In the meantime, the district will have to do the best it can using the old technology and its employees.
The hiring of new police ‘liaison’ officers is also on Monday’s Board of Education agenda.
The district recently hired two new school resource officers were recently hired to be able to have officers in every middle and high school.
In addition, the district employs 63 safety personnel who work in those schools.
How children are getting guns is another concern.
“In the context of these guns being taken in the schools, why aren’t these guns secured, where are they getting them from? I’m sure not all are coming from home right so obviously there is access to these weapons out in the community, and that’s the problem,” said Akron police Lieutenant Michael Miller.

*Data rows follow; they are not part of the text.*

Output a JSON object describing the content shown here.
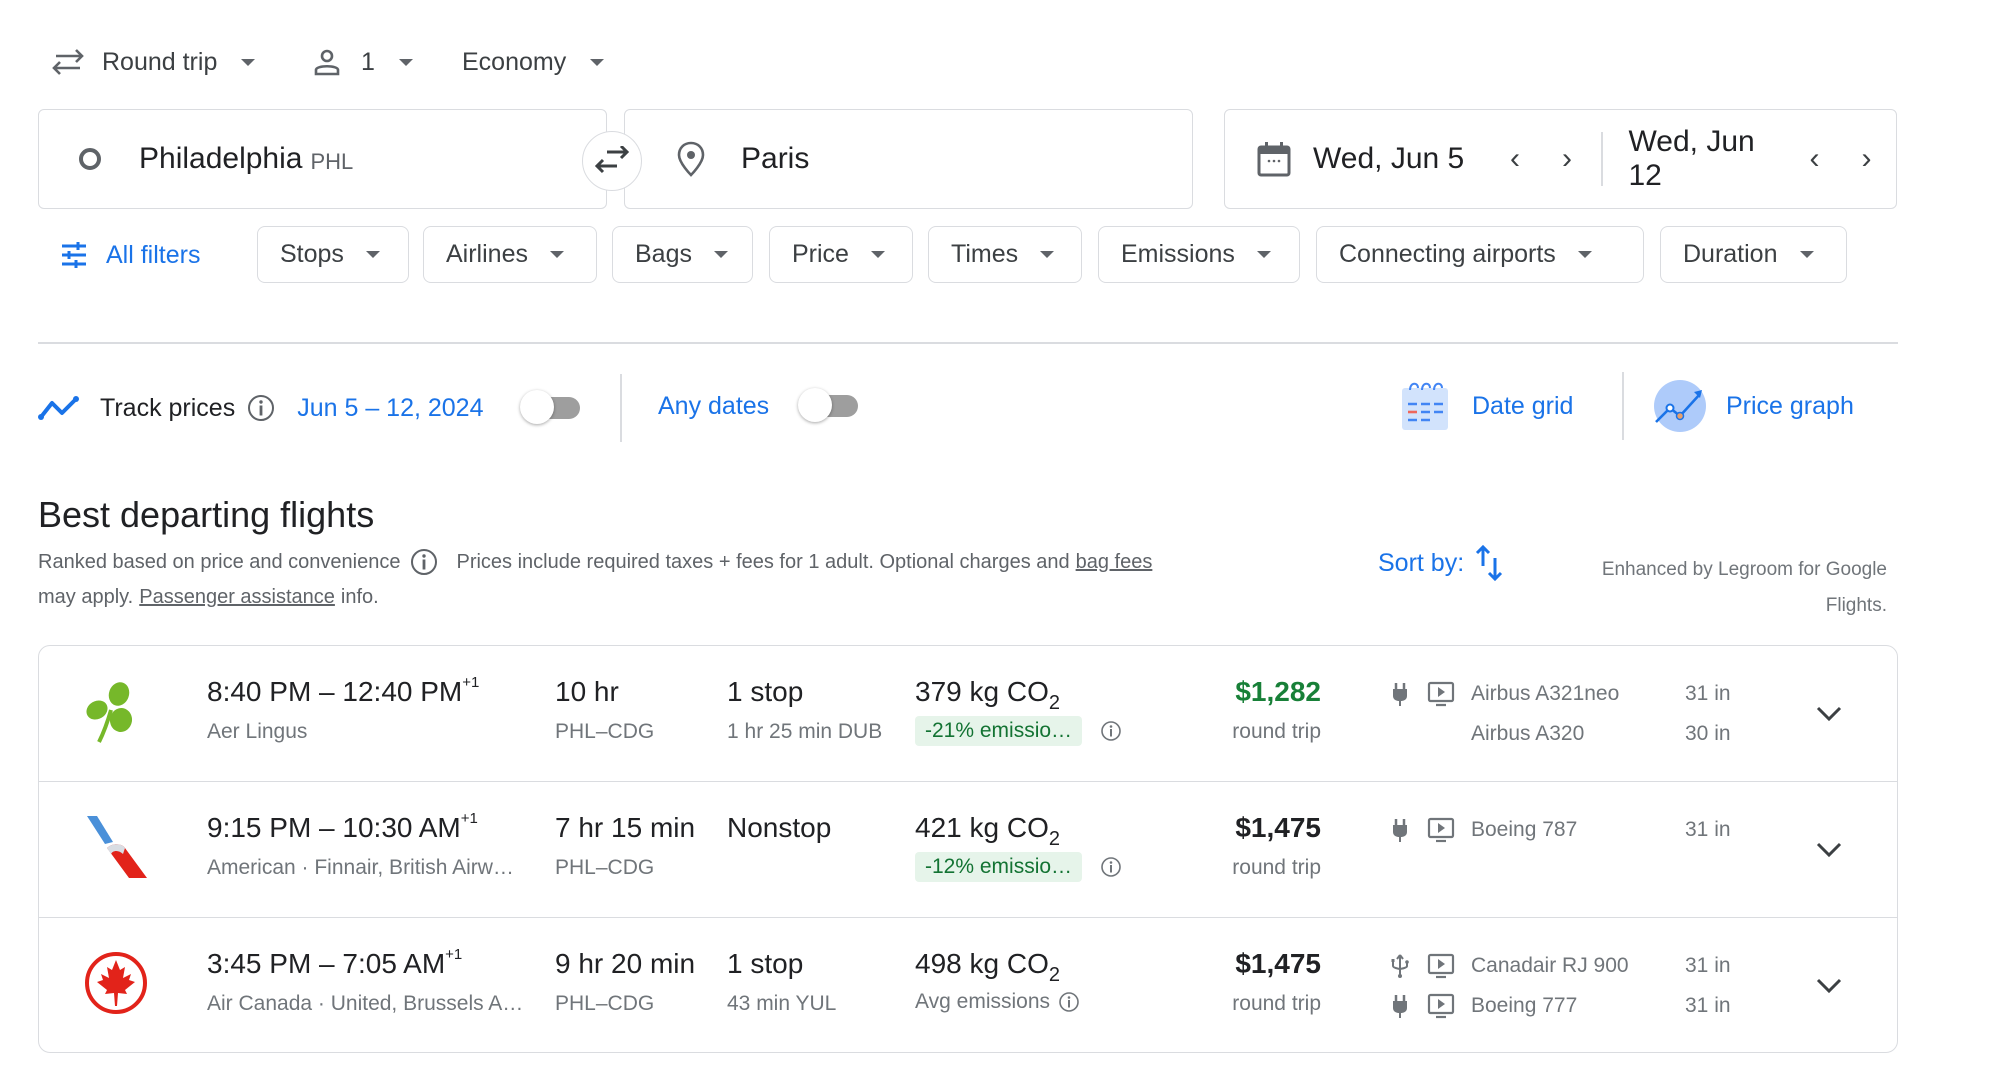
{
  "top": {
    "trip_type": "Round trip",
    "passengers": "1",
    "cabin_class": "Economy"
  },
  "search": {
    "origin_city": "Philadelphia",
    "origin_code": "PHL",
    "destination": "Paris",
    "depart_date": "Wed, Jun 5",
    "return_date": "Wed, Jun 12"
  },
  "filters": {
    "all_filters": "All filters",
    "chips": [
      "Stops",
      "Airlines",
      "Bags",
      "Price",
      "Times",
      "Emissions",
      "Connecting airports",
      "Duration"
    ]
  },
  "track": {
    "label": "Track prices",
    "date_range": "Jun 5 – 12, 2024",
    "track_toggle_on": false,
    "any_dates": "Any dates",
    "any_dates_toggle_on": false,
    "date_grid": "Date grid",
    "price_graph": "Price graph"
  },
  "results": {
    "heading": "Best departing flights",
    "ranked": "Ranked based on price and convenience",
    "prices_note": "Prices include required taxes + fees for 1 adult. Optional charges and",
    "bag_fees": "bag fees",
    "may_apply": "may apply.",
    "passenger_assistance": "Passenger assistance",
    "info": "info.",
    "sort_by": "Sort by:",
    "enhanced_line1": "Enhanced by Legroom for Google",
    "enhanced_line2": "Flights."
  },
  "flights": [
    {
      "airline_logo": "aer-lingus-shamrock",
      "times": "8:40 PM – 12:40 PM",
      "day_offset": "+1",
      "airlines": "Aer Lingus",
      "duration": "10 hr",
      "route": "PHL–CDG",
      "stops": "1 stop",
      "layover": "1 hr 25 min DUB",
      "co2_value": "379 kg CO",
      "co2_sub": "2",
      "emissions_label": "-21% emissio…",
      "emissions_badge": true,
      "price": "$1,282",
      "price_green": true,
      "price_type": "round trip",
      "aircraft": [
        {
          "power": "plug",
          "entertainment": "video-screen",
          "model": "Airbus A321neo",
          "legroom": "31 in"
        },
        {
          "power": "",
          "entertainment": "",
          "model": "Airbus A320",
          "legroom": "30 in"
        }
      ]
    },
    {
      "airline_logo": "american-airlines",
      "times": "9:15 PM – 10:30 AM",
      "day_offset": "+1",
      "airlines": "American · Finnair, British Airw…",
      "duration": "7 hr 15 min",
      "route": "PHL–CDG",
      "stops": "Nonstop",
      "layover": "",
      "co2_value": "421 kg CO",
      "co2_sub": "2",
      "emissions_label": "-12% emissio…",
      "emissions_badge": true,
      "price": "$1,475",
      "price_green": false,
      "price_type": "round trip",
      "aircraft": [
        {
          "power": "plug",
          "entertainment": "video-screen",
          "model": "Boeing 787",
          "legroom": "31 in"
        }
      ]
    },
    {
      "airline_logo": "air-canada-maple-leaf",
      "times": "3:45 PM – 7:05 AM",
      "day_offset": "+1",
      "airlines": "Air Canada · United, Brussels A…",
      "duration": "9 hr 20 min",
      "route": "PHL–CDG",
      "stops": "1 stop",
      "layover": "43 min YUL",
      "co2_value": "498 kg CO",
      "co2_sub": "2",
      "emissions_label": "Avg emissions",
      "emissions_badge": false,
      "price": "$1,475",
      "price_green": false,
      "price_type": "round trip",
      "aircraft": [
        {
          "power": "usb",
          "entertainment": "video-screen",
          "model": "Canadair RJ 900",
          "legroom": "31 in"
        },
        {
          "power": "plug",
          "entertainment": "video-screen",
          "model": "Boeing 777",
          "legroom": "31 in"
        }
      ]
    }
  ],
  "colors": {
    "accent_blue": "#1a73e8",
    "price_green": "#188038",
    "emissions_bg": "#e6f4ea",
    "emissions_text": "#137333"
  }
}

Both Miller and Thompson expressed gratitude to the alert students and administrators who were able to address the two incidents before anyone was hurt.
Police on Monday could not say what they believe the intention of the students was when they took guns into the school buildings, but they know the 17-year-old student intended to go to the Firestone vs Buchtel basketball game at the school that evening.
Over the weekend the district, using K9s from five different police agencies trained to detect firearms, went through the two buildings and Thompson says no other firearms were discovered.
“It truly is a minority of students that are engaged in these kinds of behaviors. It’s not the majority of students, but it certainly gives a sense of fear for way too many people, staff and students alike, so we have to get a handle on this,” said Thompson.